PYONGYANG – Chinese President Xi Jinping visited North Korea to reinforce economic and cultural ties with leader Kim Jong-un, marking the Chinese leader’s first foreign trip of the year.
The visit signals a strategic recalibration for Pyongyang, which has recently deepened military cooperation with Russia, including the deployment of thousands of troops to support Moscow’s war against Ukraine.
Analysts suggest the meeting indicates that Kim Jong-un is successfully navigating a competition for influence between Beijing and Moscow to secure his international position.
Diplomatic Sequencing and Regional Ties
The trip follows a period of high-level diplomacy for the Chinese leader, who hosted back-to-back meetings with U.S. President Donald Trump and Russian President Vladimir Putin less than a month prior. In Beijing’s choreography, the Pyongyang stop is being read by regional diplomats as an effort to signal that China remains the primary external guarantor of North Korea’s political and economic survival.
Relations between China and North Korea had previously cooled. The border between the two nations remained sealed during the Covid-19 pandemic, a period during which Pyongyang significantly strengthened its military relationship with Russia. Trade flows and cross-border labor, long a lifeline for the North Korean economy, dropped sharply, exposing the limits of the relationship when Beijing prioritizes its own public-health and sanctions-compliance considerations.
The recent visit, which included a state banquet hosted by Kim Jong-un, serves to stabilize the long-standing economic and cultural links that define the China-North Korea partnership. Symbolic gestures – including a wreath-laying at the Sino-Korean Friendship Tower honoring Chinese troops who fought in the 1950-53 Korean War – were aimed at underscoring the historical framing of the relationship as “sealed in blood” rather than a purely transactional alliance.
The Beijing-Moscow Influence Dynamic
Pyongyang’s current geopolitical strategy appears to leverage the interests of its two primary allies. While Moscow has emerged as an increasingly important military partner amid the war in Ukraine, Beijing still controls the bulk of North Korea’s licit trade and de facto access to the global financial system, giving China enduring structural leverage over its neighbor.
Patricia Kim, a senior fellow at the Washington-based Brookings Institution, stated that North Korea is currently benefiting from an “implicit rivalry” for influence between Beijing and Moscow.

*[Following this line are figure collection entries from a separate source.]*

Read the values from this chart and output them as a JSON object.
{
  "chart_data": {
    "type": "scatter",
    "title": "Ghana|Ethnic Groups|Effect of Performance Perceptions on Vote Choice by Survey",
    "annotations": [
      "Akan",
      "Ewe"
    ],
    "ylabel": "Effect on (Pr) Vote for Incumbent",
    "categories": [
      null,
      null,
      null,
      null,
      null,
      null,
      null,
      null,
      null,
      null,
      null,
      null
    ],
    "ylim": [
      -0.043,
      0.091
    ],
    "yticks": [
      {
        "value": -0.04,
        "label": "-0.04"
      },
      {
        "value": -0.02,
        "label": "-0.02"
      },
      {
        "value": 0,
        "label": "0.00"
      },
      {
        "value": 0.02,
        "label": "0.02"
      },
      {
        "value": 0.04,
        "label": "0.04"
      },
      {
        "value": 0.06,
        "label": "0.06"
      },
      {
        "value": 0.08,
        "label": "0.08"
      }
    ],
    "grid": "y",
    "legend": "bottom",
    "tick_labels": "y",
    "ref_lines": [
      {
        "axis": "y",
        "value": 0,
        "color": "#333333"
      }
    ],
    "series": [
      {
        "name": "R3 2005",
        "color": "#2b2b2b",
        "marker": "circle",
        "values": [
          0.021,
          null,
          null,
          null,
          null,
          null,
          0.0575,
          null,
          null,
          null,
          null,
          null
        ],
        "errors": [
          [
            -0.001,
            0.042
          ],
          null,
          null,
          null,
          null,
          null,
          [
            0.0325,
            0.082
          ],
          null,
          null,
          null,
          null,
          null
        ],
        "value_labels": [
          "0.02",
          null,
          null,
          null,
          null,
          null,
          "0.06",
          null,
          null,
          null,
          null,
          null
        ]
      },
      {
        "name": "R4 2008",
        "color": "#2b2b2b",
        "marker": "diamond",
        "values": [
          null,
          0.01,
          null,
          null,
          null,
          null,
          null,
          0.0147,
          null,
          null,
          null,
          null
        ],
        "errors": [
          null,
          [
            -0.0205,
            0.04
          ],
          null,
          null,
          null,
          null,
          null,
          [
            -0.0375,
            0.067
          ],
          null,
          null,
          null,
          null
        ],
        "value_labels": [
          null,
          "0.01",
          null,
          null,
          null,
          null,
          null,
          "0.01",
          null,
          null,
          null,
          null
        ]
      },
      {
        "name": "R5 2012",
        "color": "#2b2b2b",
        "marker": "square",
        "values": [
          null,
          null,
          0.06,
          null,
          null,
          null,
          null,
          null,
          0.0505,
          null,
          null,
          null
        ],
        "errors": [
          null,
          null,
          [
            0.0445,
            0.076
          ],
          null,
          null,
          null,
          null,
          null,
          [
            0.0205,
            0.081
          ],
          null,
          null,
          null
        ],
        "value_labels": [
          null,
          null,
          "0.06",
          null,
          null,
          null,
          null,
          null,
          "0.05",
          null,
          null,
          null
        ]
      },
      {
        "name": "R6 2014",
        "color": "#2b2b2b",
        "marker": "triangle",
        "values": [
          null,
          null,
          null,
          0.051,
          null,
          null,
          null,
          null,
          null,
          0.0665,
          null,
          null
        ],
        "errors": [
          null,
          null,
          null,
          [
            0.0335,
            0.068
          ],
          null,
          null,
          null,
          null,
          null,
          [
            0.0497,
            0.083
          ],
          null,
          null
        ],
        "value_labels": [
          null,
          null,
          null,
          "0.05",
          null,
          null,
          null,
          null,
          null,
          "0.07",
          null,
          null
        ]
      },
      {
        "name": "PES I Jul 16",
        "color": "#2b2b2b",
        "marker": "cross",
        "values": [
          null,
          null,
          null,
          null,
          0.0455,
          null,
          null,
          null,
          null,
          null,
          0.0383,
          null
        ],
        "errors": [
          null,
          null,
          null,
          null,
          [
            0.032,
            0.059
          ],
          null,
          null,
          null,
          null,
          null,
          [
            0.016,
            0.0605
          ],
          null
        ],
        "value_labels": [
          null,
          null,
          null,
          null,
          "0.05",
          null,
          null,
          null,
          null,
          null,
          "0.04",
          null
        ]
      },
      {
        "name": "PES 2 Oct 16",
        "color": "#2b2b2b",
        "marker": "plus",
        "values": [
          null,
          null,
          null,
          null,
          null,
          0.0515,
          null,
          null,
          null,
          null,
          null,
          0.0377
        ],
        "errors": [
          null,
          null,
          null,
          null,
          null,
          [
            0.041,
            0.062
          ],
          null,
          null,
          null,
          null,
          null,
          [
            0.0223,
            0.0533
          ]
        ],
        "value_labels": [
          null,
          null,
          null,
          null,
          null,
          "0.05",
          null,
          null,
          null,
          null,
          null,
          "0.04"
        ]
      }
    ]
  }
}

According to Kim, this dynamic has positioned Pyongyang as the “biggest winner” in the region.
“The fact that neither Beijing nor Moscow is pressuring Pyongyang to return to the negotiating table or to commit to denuclearisation is a big strategic win for Kim Jong-un,” she said.
That absence of coordinated pressure comes despite the fact that North Korea’s nuclear and missile programs remain in direct violation of multiple legally binding United Nations Security Council resolutions, which China and Russia themselves voted for or did not veto in earlier phases of the crisis.
Strategic Implications for Denuclearization
The lack of pressure from China and Russia regarding North Korea’s nuclear program marks a departure from previous international diplomatic efforts to force Pyongyang back into negotiations. Earlier rounds of talks – including the now-stalled six-party talks framework – relied on at least some alignment among the major powers that North Korea should eventually curb or dismantle its arsenal.
The current alignment provides Kim Jong-un with several strategic advantages:
- Increased international standing through high-level validation from the Chinese presidency, including protocol normally reserved for treaty allies.
- Economic stability via reinforced ties with Beijing, which remains North Korea’s dominant trading partner and the key gatekeeper for any future sanctions relief or humanitarian exemptions.
- Military support and cooperation through the partnership with Moscow, which Western officials say has already involved large-scale transfers of artillery shells and ballistic missiles in exchange for Russian technical and political backing.
The reinforcement of these ties occurs as North Korea continues its military involvement in the conflict in Ukraine, in defiance of the global arms-transfer restrictions set out in the UN sanctions regime. For policymakers in Washington, Seoul and Tokyo, the optics of Xi’s visit underscore the challenge of sustaining a coherent international front on denuclearization at a time when the world’s major powers are themselves sharply divided.